Cabezas de Ajo optó hace años por esta última opción. Lo cual no tiene por qué excluir alguna de las anteriores.



lunes, 1 de mayo de 2023

Apuntes de etología básica

Por Marta


Esta historia tiene cuatro protagonistas. Martina, Jorge, el pájaro pergolero y la pájara pergolera. Bueno y yo, que sería el quinto, que soy el narrador, un bicho raro de narra­dor, políticamente incorrecto como nunca debiera serlo un narrador y nada imparcial, lo que me convierte algo así como en otro personaje más, según dirían los manuales de escritura creativa.

El pájaro pergolero vive en un luminoso bosque de Papúa Nueva Guinea. La pá­jara pergolera tres árboles más allá. Martina vive en Aluche en la zona de Campamento. Jorge tres barrios más allá, en Pozuelo. Bastante cerca pero bastante lejos, como apos­tillaría mi cuñado en la sobremesa de cualquier domingo porque él, como todos los cuñados del mundo, todo lo sabe y todo lo apostilla.

Martina es jodidamente perfecta. No voy a detenerme en describir a alguien así porque la perfección es relativa, para unos alta, para otros, morena, para unos misteriosa, para otros, extrovertida… imagináosla como os plazca, da igual, si os gustan las rubias pues rubia, con un pelo perfecto, que hasta el moño más cutre le queda bien. Pero sobre todo es perfecta por dentro y eso ya, me diréis, es más subjetivo aún. Y tenéis razón, pero es que yo ya os dije que no soy nada imparcial. Martina es mundialmente perfecta porque para una persona en el mundo, al menos, lo es.

Jorge, que vive en Pozuelo, no es pijo, y digo esto porque nos conocemos. Y quiero dejar claro que Jorge es un tío cojonudo que podría vivir en Pozuelo, en Cincinnati o en Río de Janeiro. A Jorge lo que le pasa es que es un ser humano y hace cosas de ser humano. Respirar, comer tres veces al día, equivocarse, cagar. Todo eso hace Jorge casi a diario. Hay una cosa, sobre todas las cosas que tiene Jorge que le hacen un poco dife­rente a los seres humanos y es que jamás, pase lo que pase, se engaña a sí mismo ni a los demás. Sincero de cojones. No quiere decir que no tenga tacto o que suelte cualquier cosa impropia que se le pase por la cabeza. No. Las mentiras piadosas las trabaja como el resto. A él lo que le pasa es que la sangre le corre por las venas como el agua por las calles cuando hay una inundación. Esas imágenes que salen en la tele del agua marrón que se lleva piedras, contenedores, coches. Así es Jorge por dentro. Y eso es jodido, no nos engañemos, eso es una puta cruz con la que carga y cargará toda su vida.

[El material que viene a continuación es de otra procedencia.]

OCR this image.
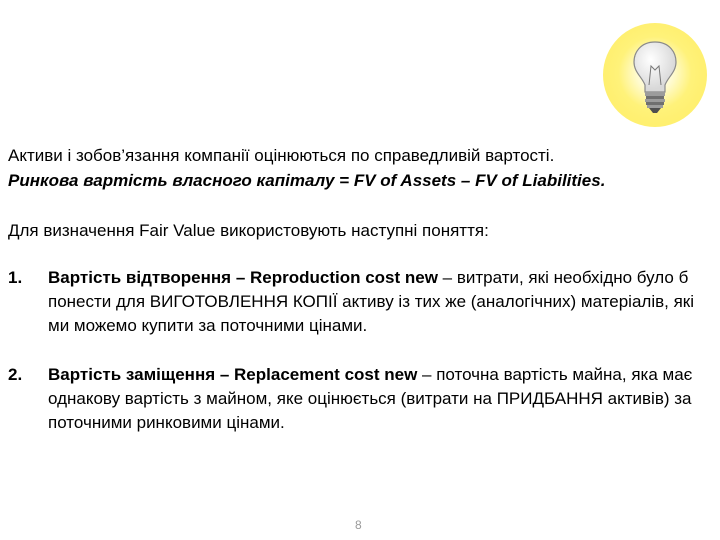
Активи і зобов’язання компанії оцінюються по справедливій вартості.
Ринкова вартість власного капіталу = FV of Assets – FV of Liabilities.
Для визначення Fair Value використовують наступні поняття:
1. Вартість відтворення – Reproduction cost new – витрати, які необхідно було б понести для ВИГОТОВЛЕННЯ КОПІЇ активу із тих же (аналогічних) матеріалів, які ми можемо купити за поточними цінами.
2. Вартість заміщення – Replacement cost new – поточна вартість майна, яка має однакову вартість з майном, яке оцінюється (витрати на ПРИДБАННЯ активів) за поточними ринковими цінами.
8
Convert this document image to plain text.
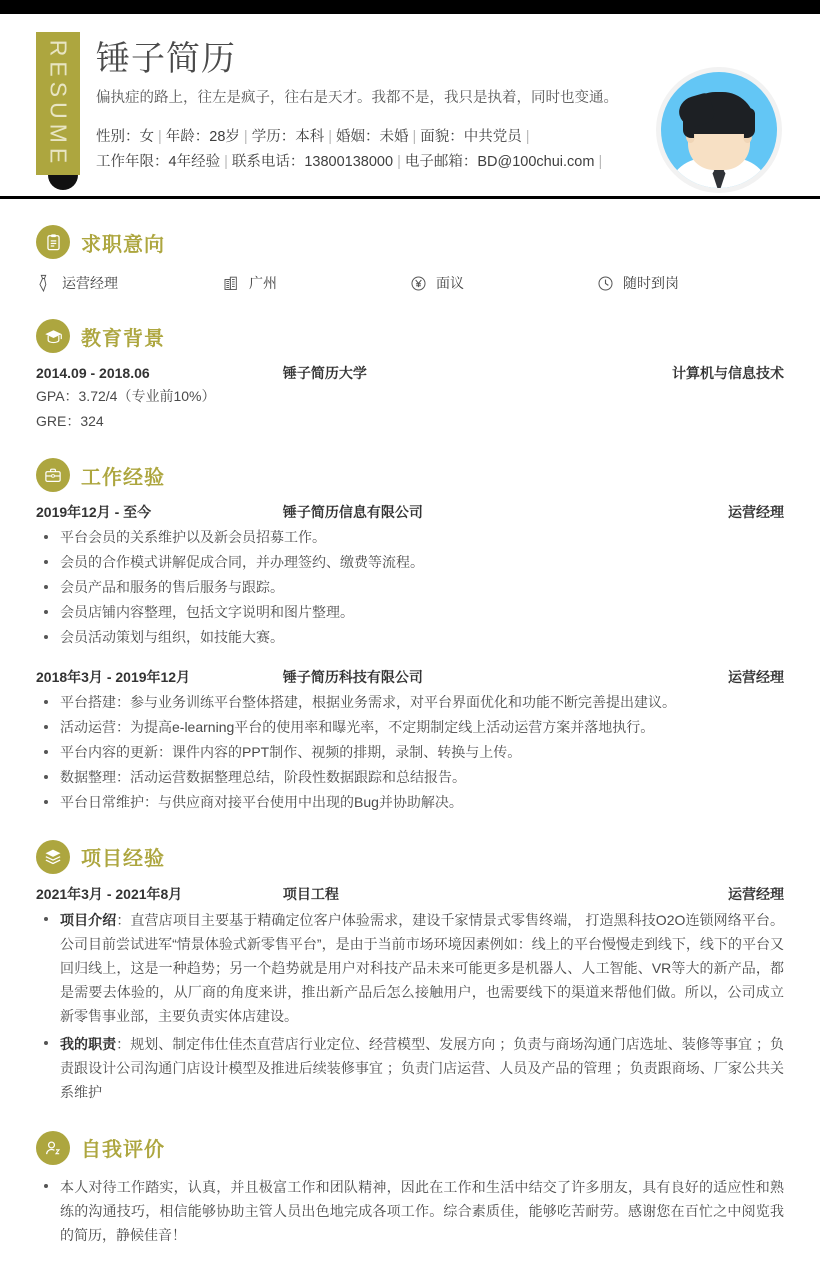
RESUME 锤子简历
偏执症的路上，往左是疯子，往右是天才。我都不是，我只是执着，同时也变通。
性别：女 | 年龄：28岁 | 学历：本科 | 婚姻：未婚 | 面貌：中共党员 |
工作年限：4年经验 | 联系电话：13800138000 | 电子邮箱：BD@100chui.com |
求职意向
运营经理	广州	面议	随时到岗
教育背景
2014.09 - 2018.06	锤子简历大学	计算机与信息技术
GPA：3.72/4（专业前10%）
GRE：324
工作经验
2019年12月 - 至今	锤子简历信息有限公司	运营经理
平台会员的关系维护以及新会员招募工作。
会员的合作模式讲解促成合同，并办理签约、缴费等流程。
会员产品和服务的售后服务与跟踪。
会员店铺内容整理，包括文字说明和图片整理。
会员活动策划与组织，如技能大赛。
2018年3月 - 2019年12月	锤子简历科技有限公司	运营经理
平台搭建：参与业务训练平台整体搭建，根据业务需求，对平台界面优化和功能不断完善提出建议。
活动运营：为提高e-learning平台的使用率和曝光率，不定期制定线上活动运营方案并落地执行。
平台内容的更新：课件内容的PPT制作、视频的排期，录制、转换与上传。
数据整理：活动运营数据整理总结，阶段性数据跟踪和总结报告。
平台日常维护：与供应商对接平台使用中出现的Bug并协助解决。
项目经验
2021年3月 - 2021年8月	项目工程	运营经理
项目介绍：直营店项目主要基于精确定位客户体验需求，建设千家情景式零售终端， 打造黑科技O2O连锁网络平台。公司目前尝试进军“情景体验式新零售平台”，是由于当前市场环境因素例如：线上的平台慢慢走到线下，线下的平台又回归线上，这是一种趋势；另一个趋势就是用户对科技产品未来可能更多是机器人、人工智能、VR等大的新产品，都是需要去体验的，从厂商的角度来讲，推出新产品后怎么接触用户，也需要线下的渠道来帮他们做。所以，公司成立新零售事业部，主要负责实体店建设。
我的职责：规划、制定伟仕佳杰直营店行业定位、经营模型、发展方向 ；负责与商场沟通门店选址、装修等事宜 ；负责跟设计公司沟通门店设计模型及推进后续装修事宜 ；负责门店运营、人员及产品的管理 ；负责跟商场、厂家公共关系维护
自我评价
本人对待工作踏实，认真，并且极富工作和团队精神，因此在工作和生活中结交了许多朋友，具有良好的适应性和熟练的沟通技巧，相信能够协助主管人员出色地完成各项工作。综合素质佳，能够吃苦耐劳。感谢您在百忙之中阅览我的简历，静候佳音！
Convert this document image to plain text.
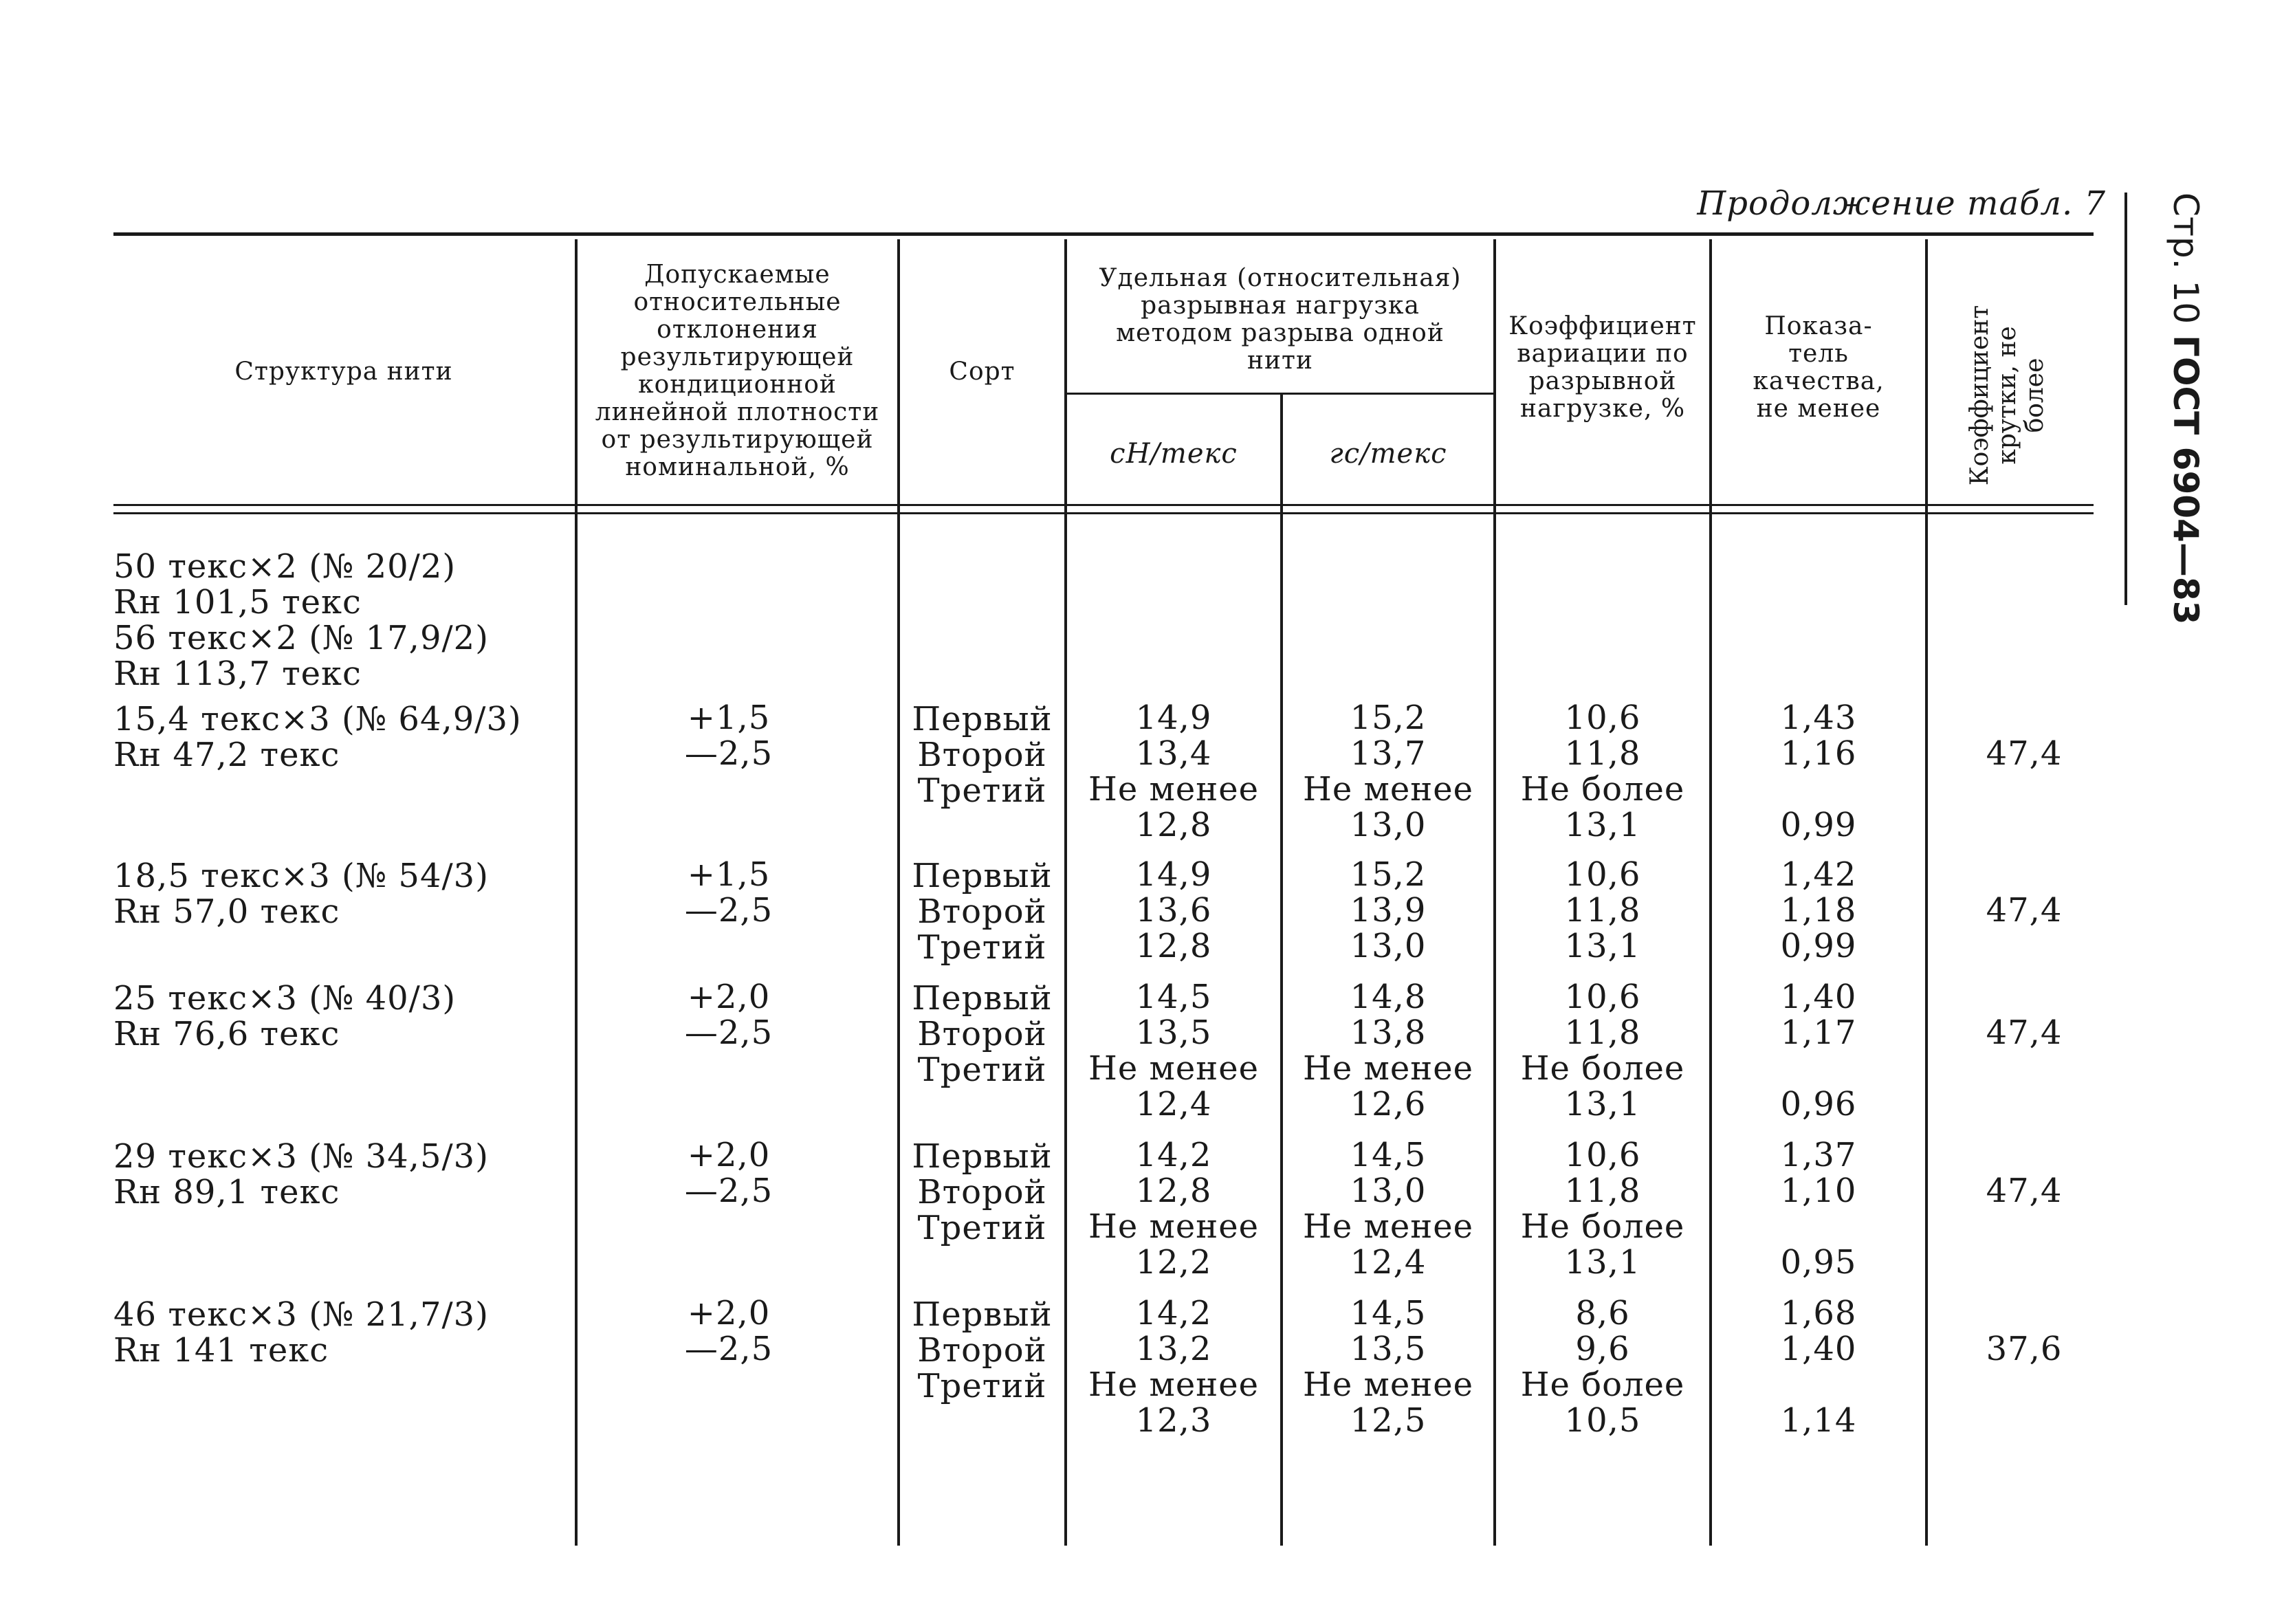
Продолжение табл. 7 Стр. 10 ГОСТ 6904—83
Структура нити
Допускаемые
относительные
отклонения
результирующей
кондиционной
линейной плотности
от результирующей
номинальной, %
Сорт
Удельная (относительная)
разрывная нагрузка
методом разрыва одной
нити
сН/текс	гс/текс
Коэффициент
вариации по
разрывной
нагрузке, %
Показа-
тель
качества,
не менее	Коэффициент
крутки, не
более
50 текс×2 (№ 20/2)
Rн 101,5 текс
56 текс×2 (№ 17,9/2)
Rн 113,7 текс
15,4 текс×3 (№ 64,9/3)
Rн 47,2 текс
+1,5
—2,5
Первый
Второй
Третий
14,9
13,4
Не менее
12,8
15,2
13,7
Не менее
13,0
10,6
11,8
Не более
13,1
1,43
1,16

0,99
47,4
18,5 текс×3 (№ 54/3)
Rн 57,0 текс
+1,5
—2,5
Первый
Второй
Третий
14,9
13,6
12,8
15,2
13,9
13,0
10,6
11,8
13,1
1,42
1,18
0,99
47,4
25 текс×3 (№ 40/3)
Rн 76,6 текс
+2,0
—2,5
Первый
Второй
Третий
14,5
13,5
Не менее
12,4
14,8
13,8
Не менее
12,6
10,6
11,8
Не более
13,1
1,40
1,17

0,96
47,4
29 текс×3 (№ 34,5/3)
Rн 89,1 текс
+2,0
—2,5
Первый
Второй
Третий
14,2
12,8
Не менее
12,2
14,5
13,0
Не менее
12,4
10,6
11,8
Не более
13,1
1,37
1,10

0,95
47,4
46 текс×3 (№ 21,7/3)
Rн 141 текс
+2,0
—2,5
Первый
Второй
Третий
14,2
13,2
Не менее
12,3
14,5
13,5
Не менее
12,5
8,6
9,6
Не более
10,5
1,68
1,40

1,14
37,6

Y los pájaros pergoleros, qué decir de ellos. Son la hostia.

Y qué tendrá que ver Martina, con Jorge y con los pájaros pergoleros de Nueva Guinea, te estarás preguntando. Podría hablarte metafóricamente y decirte que sus caminos discurren paralelos bla, bla. Pues no. Lo que pasa es que Jorge es biólogo y estudió en la Complutense y Martina es su compañera de universidad y son amigos inseparables desde primero. Los dos hicieron la especialidad de Ornitología y ambos están haciendo la tesis en el departamento de Etología o comportamiento animal, para los no entendidos. Y resulta que sus tesis tratan de la vida, obra y milagros del pájaro pergolero.

Además, y para centrar aún más el asunto, Martina y Jorge disfrutan de una beca del Ministerio que incluye una estancia en un centro de investigación del extranjero y, como estudian el pájaro pergolero, el sueño de todo predoctoral en su situación es viajar a Papúa Nueva Guinea para ver al pajarraco en su hábitat. Y así lo hacen. Van en el avión, rumbo Papúa Nueva Guinea y hacen escala en Doha. Martina enciende el móvil y tiene un mensaje de su novio que le pregunta si ya han llegado y justo en ese momento Jorge también enciende el móvil y también tiene un mensaje de su chica, preguntando algo similar y ambos contestan que sí, que todo bien, que un poco cansados pero que cuando cojan el siguiente vuelo en unas horas dormirán en el avión.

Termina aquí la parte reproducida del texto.